Selama di rumah kang Yayat saya tidak mendapatkan informasi terlalu banyak, dikarenakan mereka baru belum lama menetap disana. Menjelang sore hari sambil memandangi derasnya aliran sungai, saya mendengar suara orang memainkan alat musik seperti suara suling. Dan ternyata  benar saja, ada seseorang yang sedang memainkan alat music yang menyerupai suling yang panjangnya sekitar sejengkal telapak tangan. Karena penasaran, saya pun langsung mendekati orang tersebut. dan beliau bernama Kasina, saya memanggilnya mbah Kasina. karena memang beliau sudah lanjut usia namun masih terlihat sehat bugar.
Saya: “Keur naon mbah?” (sedang apa mbah)
Mbah: “Keur diuk bae A” (lagi duduk aja mas)
Saya: “ Ngaranna saha mbah? (namanya siapa mbah)
Mbah: Kasina, mbah Kasini (Kasina, mbah Kasina)
Saya: “Eta mbah tadi keur niup naon?” (itu tadi mbah sedang meniup apa)
Mbah: “Ieu ngaranna plet” (ini namanya plet)
Saya: “Doang suling nya mbah?” (seperti suling yam bah)
Mbah: ”Lain. ieu plet” (bukan, ini plet)
Jadi plet itu salah satu alat musik khas baduy yang sekilas menyerupai suling bambu, namun bentuknya lebih pendek dari pada suling. memiliki enam buah lubang dan cara memainkannya dengan ditiup. Mbah Kasina ini berusia 96 tahun dan memiliki tiga orang anak, tempat tinggalnya dari rumah yang kami tempati hanya sekitar 50 meter.

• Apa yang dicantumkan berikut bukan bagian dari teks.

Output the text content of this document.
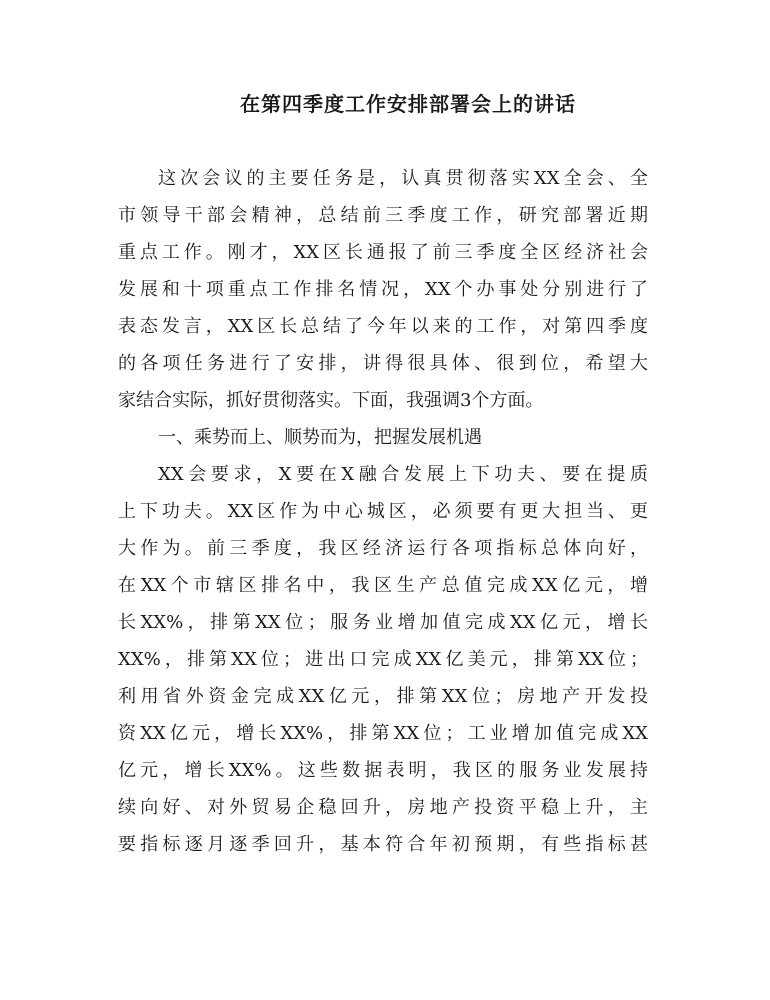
在第四季度工作安排部署会上的讲话

这次会议的主要任务是，认真贯彻落实XX全会、全

市领导干部会精神，总结前三季度工作，研究部署近期

重点工作。刚才，XX区长通报了前三季度全区经济社会

发展和十项重点工作排名情况，XX个办事处分别进行了

表态发言，XX区长总结了今年以来的工作，对第四季度

的各项任务进行了安排，讲得很具体、很到位，希望大

家结合实际，抓好贯彻落实。下面，我强调3个方面。

一、乘势而上、顺势而为，把握发展机遇

XX会要求，X要在X融合发展上下功夫、要在提质

上下功夫。XX区作为中心城区，必须要有更大担当、更

大作为。前三季度，我区经济运行各项指标总体向好，

在XX个市辖区排名中，我区生产总值完成XX亿元，增

长XX%，排第XX位；服务业增加值完成XX亿元，增长

XX%，排第XX位；进出口完成XX亿美元，排第XX位；

利用省外资金完成XX亿元，排第XX位；房地产开发投

资XX亿元，增长XX%，排第XX位；工业增加值完成XX

亿元，增长XX%。这些数据表明，我区的服务业发展持

续向好、对外贸易企稳回升，房地产投资平稳上升，主

要指标逐月逐季回升，基本符合年初预期，有些指标甚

Banyak cerita menarik yang saya dapatkan dari obrolan dengan mbah Kasina ini. salah satunya tentang pemerintahan yang berlaku di baduy, masyarakat baduy dipimpin oleh kepala desa yang biasa disebut jaro pamarentah dan dipimpin dengan pimpinan tertinggi yang disebut Pu’un. Pu’un ini mampu mengatur masyarakat baduy, mulai dari peraturan adat istiadat, penentuan waktu penanaman padi dan lain sebagainya. Pergantian Pu’un jatuh secara turun temurun keluarganya.

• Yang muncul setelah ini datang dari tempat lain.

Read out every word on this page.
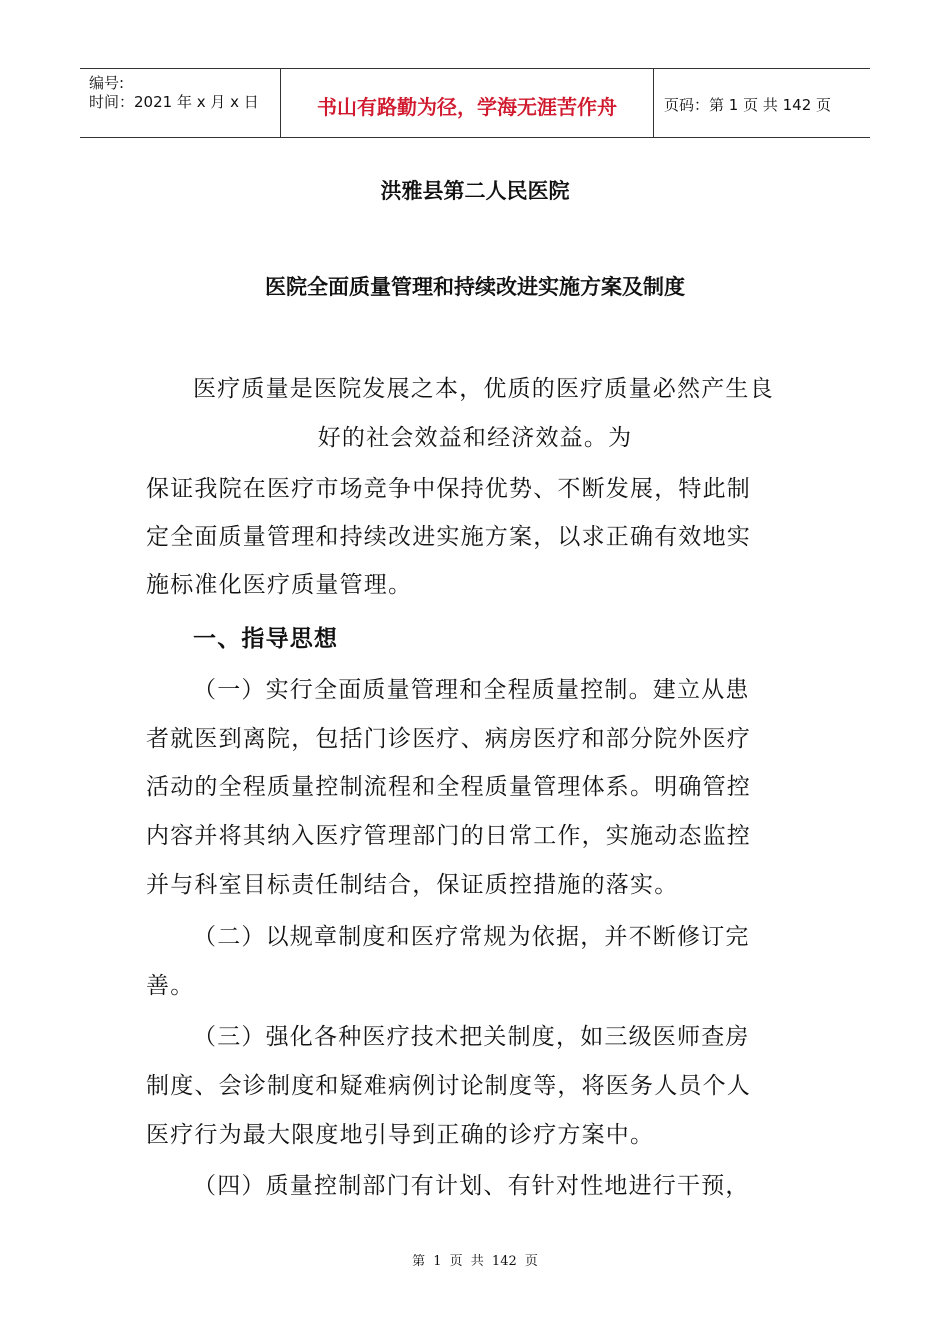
编号:
时间：2021 年 x 月 x 日	书山有路勤为径，学海无涯苦作舟	页码：第 1 页 共 142 页
洪雅县第二人民医院
医院全面质量管理和持续改进实施方案及制度
医疗质量是医院发展之本，优质的医疗质量必然产生良
好的社会效益和经济效益。为
保证我院在医疗市场竞争中保持优势、不断发展，特此制
定全面质量管理和持续改进实施方案，以求正确有效地实
施标准化医疗质量管理。
一、指导思想
（一）实行全面质量管理和全程质量控制。建立从患
者就医到离院，包括门诊医疗、病房医疗和部分院外医疗
活动的全程质量控制流程和全程质量管理体系。明确管控
内容并将其纳入医疗管理部门的日常工作，实施动态监控
并与科室目标责任制结合，保证质控措施的落实。
（二）以规章制度和医疗常规为依据，并不断修订完
善。
（三）强化各种医疗技术把关制度，如三级医师查房
制度、会诊制度和疑难病例讨论制度等，将医务人员个人
医疗行为最大限度地引导到正确的诊疗方案中。
（四）质量控制部门有计划、有针对性地进行干预，
第 1 页 共 142 页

Hari keduanya saya beserta teman-teman menuju desa Cibeo. Desa Cibeo ini merupakan sudah termasuk ke dalam suku baduy dalam. Perjalanan dari desa Gajeboh menuju desa Cibeo memakan waktu kurang lebih 4 jam. Kami berangkat pada pukul 8 dan sampai di desa Cibeo pukul 12. Jalanan yang dilalui lebih banyak menanjak karena memang desa Cibeo berada di atas gunung. Memasuki hutan lebat, menyebrangi jembatan dan menaiki satu tanjakkan yang terkenal akan kecuramannya, yaitu tanjakan cinta. Tanjakkan ini begitu curam dan penuh perjuangan dalam melewatinya, kebetulan cuaca pada hari itu begitu cerah dan jalanannya tidak licin.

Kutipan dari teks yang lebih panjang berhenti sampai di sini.